This section is dedicated to take away all your "I wish someone had told me that before I went!" experiences. This way, you are better prepared for what to expect, what not to expect and can spend less time settling in, and more time making new friends in your chosen hostel. We share our insider knowledge of tips, tricks and important things to look out for in Cong. To help you make friends with Cong before you visit, we've included a few helpful and fun things you should know about the area. Enjoy!
Cong is a town in Ireland’s County Mayo. It is called Cunga Feichin in Gaelic, which means “narrow strip of land.” The town is actually located on a narrow strip of limestone between two lakes. Cong is a town that puts the colorful history of the Irish people on display. Walking through it is an experience that give you a different perspective of Ireland and its culture.
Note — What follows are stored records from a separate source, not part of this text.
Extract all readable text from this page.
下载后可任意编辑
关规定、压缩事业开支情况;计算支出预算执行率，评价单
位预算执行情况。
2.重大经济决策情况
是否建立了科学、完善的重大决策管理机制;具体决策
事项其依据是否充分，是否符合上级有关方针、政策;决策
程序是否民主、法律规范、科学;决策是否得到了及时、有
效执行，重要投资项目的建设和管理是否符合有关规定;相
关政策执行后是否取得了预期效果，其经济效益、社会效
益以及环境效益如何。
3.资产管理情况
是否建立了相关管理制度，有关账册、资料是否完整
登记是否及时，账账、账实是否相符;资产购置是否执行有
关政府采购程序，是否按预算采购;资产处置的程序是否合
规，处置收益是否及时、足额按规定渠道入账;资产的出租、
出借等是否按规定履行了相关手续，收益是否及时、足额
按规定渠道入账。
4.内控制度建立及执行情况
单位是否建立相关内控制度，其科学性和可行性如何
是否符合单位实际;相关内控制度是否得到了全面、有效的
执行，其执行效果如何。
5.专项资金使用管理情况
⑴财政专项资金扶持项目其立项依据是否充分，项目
Today, Cong is a place to get away from the bustle of city life and get in touch with the diverse history of Ireland and the countryside around the town. There are many quaint little hostels in which to stay. They are very affordable, and the hostel staff is the friendliest in the country. Irish delicacies can be enjoyed at the hostels or the eateries in the town.
Among the many sights to see in Cong are the ruins of an old Augustinian monastery that was built in the 12th century by the King of Ireland. Destroyed by King Henry the Eighth, the ruins of the monastery are still mostly intact, although unused. The ancient Cross of Cong, which was once in the monastery, is now on display at the National Museum.
A dry canal can be seen in Cong too, which is a remnant of the famine of the 1840s. All the water in the canal, which was intended to be used for famine relief, disappeared into the ground because it was built on the limestone base of the town. Other artifacts from the famine include the old Ashford House, vacated in 1852.
One last set of ruins to visit is the church of St. Fura, built in Ballymagibbon in the 7th century. It is an ancient place of worship that has many interesting artifacts. One of these, a carving of a child, is now on display in the church at Cross.